Richardson enters '08 race by letting Latinos know he's 1 of them.
Most people assume someone named Hillary is a woman. They may guess that someone whose name is Obama could be of African-American descent. But they're also likely to think someone named William Blaine Richardson belongs to a country club that doesn't allow Hillarys or Obamas to join.

Such is the challenge faced by New Mexico Gov. Bill Richardson, who made his formal announcement in Los Angeles last Tuesday, saying in Spanish, "With pride, I hope to be the first Latino president of the United States."

In the early stages of an election cycle in which the United States could see its first female president, its first African-American president or its first Mormon president, the historic nature of Richardson's candidacy has been largely overlooked.

WHY HE CHOSE CALIFORNIA

That is what brought Richardson, a former congressman, United Nations ambassador and U.S. Energy secretary who was born to a Mexican mother, grew up in Mexico City and speaks fluent Spanish, to Southern California.

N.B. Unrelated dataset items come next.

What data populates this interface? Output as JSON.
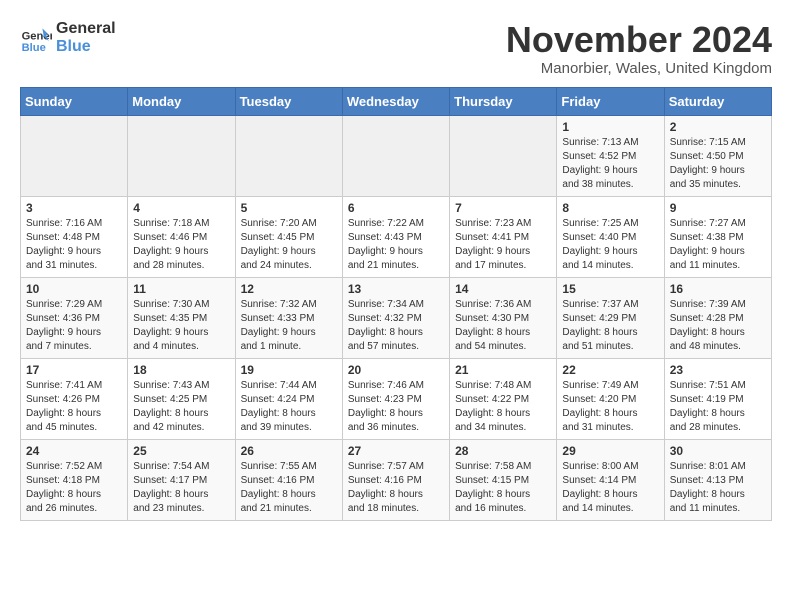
{
  "header": {
    "logo_line1": "General",
    "logo_line2": "Blue",
    "month_title": "November 2024",
    "location": "Manorbier, Wales, United Kingdom"
  },
  "weekdays": [
    "Sunday",
    "Monday",
    "Tuesday",
    "Wednesday",
    "Thursday",
    "Friday",
    "Saturday"
  ],
  "weeks": [
    [
      {
        "day": "",
        "info": ""
      },
      {
        "day": "",
        "info": ""
      },
      {
        "day": "",
        "info": ""
      },
      {
        "day": "",
        "info": ""
      },
      {
        "day": "",
        "info": ""
      },
      {
        "day": "1",
        "info": "Sunrise: 7:13 AM\nSunset: 4:52 PM\nDaylight: 9 hours\nand 38 minutes."
      },
      {
        "day": "2",
        "info": "Sunrise: 7:15 AM\nSunset: 4:50 PM\nDaylight: 9 hours\nand 35 minutes."
      }
    ],
    [
      {
        "day": "3",
        "info": "Sunrise: 7:16 AM\nSunset: 4:48 PM\nDaylight: 9 hours\nand 31 minutes."
      },
      {
        "day": "4",
        "info": "Sunrise: 7:18 AM\nSunset: 4:46 PM\nDaylight: 9 hours\nand 28 minutes."
      },
      {
        "day": "5",
        "info": "Sunrise: 7:20 AM\nSunset: 4:45 PM\nDaylight: 9 hours\nand 24 minutes."
      },
      {
        "day": "6",
        "info": "Sunrise: 7:22 AM\nSunset: 4:43 PM\nDaylight: 9 hours\nand 21 minutes."
      },
      {
        "day": "7",
        "info": "Sunrise: 7:23 AM\nSunset: 4:41 PM\nDaylight: 9 hours\nand 17 minutes."
      },
      {
        "day": "8",
        "info": "Sunrise: 7:25 AM\nSunset: 4:40 PM\nDaylight: 9 hours\nand 14 minutes."
      },
      {
        "day": "9",
        "info": "Sunrise: 7:27 AM\nSunset: 4:38 PM\nDaylight: 9 hours\nand 11 minutes."
      }
    ],
    [
      {
        "day": "10",
        "info": "Sunrise: 7:29 AM\nSunset: 4:36 PM\nDaylight: 9 hours\nand 7 minutes."
      },
      {
        "day": "11",
        "info": "Sunrise: 7:30 AM\nSunset: 4:35 PM\nDaylight: 9 hours\nand 4 minutes."
      },
      {
        "day": "12",
        "info": "Sunrise: 7:32 AM\nSunset: 4:33 PM\nDaylight: 9 hours\nand 1 minute."
      },
      {
        "day": "13",
        "info": "Sunrise: 7:34 AM\nSunset: 4:32 PM\nDaylight: 8 hours\nand 57 minutes."
      },
      {
        "day": "14",
        "info": "Sunrise: 7:36 AM\nSunset: 4:30 PM\nDaylight: 8 hours\nand 54 minutes."
      },
      {
        "day": "15",
        "info": "Sunrise: 7:37 AM\nSunset: 4:29 PM\nDaylight: 8 hours\nand 51 minutes."
      },
      {
        "day": "16",
        "info": "Sunrise: 7:39 AM\nSunset: 4:28 PM\nDaylight: 8 hours\nand 48 minutes."
      }
    ],
    [
      {
        "day": "17",
        "info": "Sunrise: 7:41 AM\nSunset: 4:26 PM\nDaylight: 8 hours\nand 45 minutes."
      },
      {
        "day": "18",
        "info": "Sunrise: 7:43 AM\nSunset: 4:25 PM\nDaylight: 8 hours\nand 42 minutes."
      },
      {
        "day": "19",
        "info": "Sunrise: 7:44 AM\nSunset: 4:24 PM\nDaylight: 8 hours\nand 39 minutes."
      },
      {
        "day": "20",
        "info": "Sunrise: 7:46 AM\nSunset: 4:23 PM\nDaylight: 8 hours\nand 36 minutes."
      },
      {
        "day": "21",
        "info": "Sunrise: 7:48 AM\nSunset: 4:22 PM\nDaylight: 8 hours\nand 34 minutes."
      },
      {
        "day": "22",
        "info": "Sunrise: 7:49 AM\nSunset: 4:20 PM\nDaylight: 8 hours\nand 31 minutes."
      },
      {
        "day": "23",
        "info": "Sunrise: 7:51 AM\nSunset: 4:19 PM\nDaylight: 8 hours\nand 28 minutes."
      }
    ],
    [
      {
        "day": "24",
        "info": "Sunrise: 7:52 AM\nSunset: 4:18 PM\nDaylight: 8 hours\nand 26 minutes."
      },
      {
        "day": "25",
        "info": "Sunrise: 7:54 AM\nSunset: 4:17 PM\nDaylight: 8 hours\nand 23 minutes."
      },
      {
        "day": "26",
        "info": "Sunrise: 7:55 AM\nSunset: 4:16 PM\nDaylight: 8 hours\nand 21 minutes."
      },
      {
        "day": "27",
        "info": "Sunrise: 7:57 AM\nSunset: 4:16 PM\nDaylight: 8 hours\nand 18 minutes."
      },
      {
        "day": "28",
        "info": "Sunrise: 7:58 AM\nSunset: 4:15 PM\nDaylight: 8 hours\nand 16 minutes."
      },
      {
        "day": "29",
        "info": "Sunrise: 8:00 AM\nSunset: 4:14 PM\nDaylight: 8 hours\nand 14 minutes."
      },
      {
        "day": "30",
        "info": "Sunrise: 8:01 AM\nSunset: 4:13 PM\nDaylight: 8 hours\nand 11 minutes."
      }
    ]
  ]
}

But Richardson's problem is that Latino voters don't know he's Latino. Though there's no guarantee that they will vote for him simply because of his ethnicity, his trailblazing endeavor would certainly bring him a much greater share of attention from the nation's fastest-growing minority community if that heritage were common knowledge.

So rather than an Iowa cornfield or even his home state, which has the largest percentage of Latino residents (43 percent), he came to Los Angeles. The driving force behind Richardson's unusual announcement location was the growing role of Latino voters in American politics. California has about 13 million Latino residents, New Mexico 860,000.

Richardson himself can be blamed for much of the unfamiliarity with his ethnic background. Though his mother's maiden name was Lopez, he has rejected advice throughout his career to campaign under her surname. He looks less like Benicio del Toro or Antonio Banderas and more like John Belushi.

Richardson's political biography has more in common with Bill Clinton or Al Gore than Los Angeles Mayor Antonio Villaraigosa.

Richardson's platform on illegal immigration, for example, hews close to the political center, emphasizing the need for stronger border protection and workplace enforcement while advocating for a path toward citizenship for illegal immigrants and for dramatically increasing levels of legal immigration. He declared a state of emergency at his state's border with Mexico and sent National Guard troops to patrol, but he assails the proposed security fence because "it flies in the face of America as a symbol of freedom."

Richardson's campaign team knows that to win votes from those whose heritage traces to countries throughout Central and South America, he must sell them on the breadth of his credentials and the nature of his policy agenda. But first he has to get their attention.

'NO ONE MESSAGE OR MEDIUM'

Democratic pollster Andre Pineda makes the case that the political interests and issue priorities of Latino voters do not differ greatly from those of the community at large: "There simply is no one message or one medium that appeals to all Latinos."

So Richardson's task is tricky. A Latino candidate with an Anglo name and centrist platform must light a fire under the communities that should contain his most loyal supporters, while delivering a campaign message with equal appeal to the rest of the electorate. Los Angeles may be the best place in the country to pull it off.

Dan Schnur was communications director for John McCain's presidential campaign in 2000. He teaches at the University of California, Berkeley, and the University of Southern California.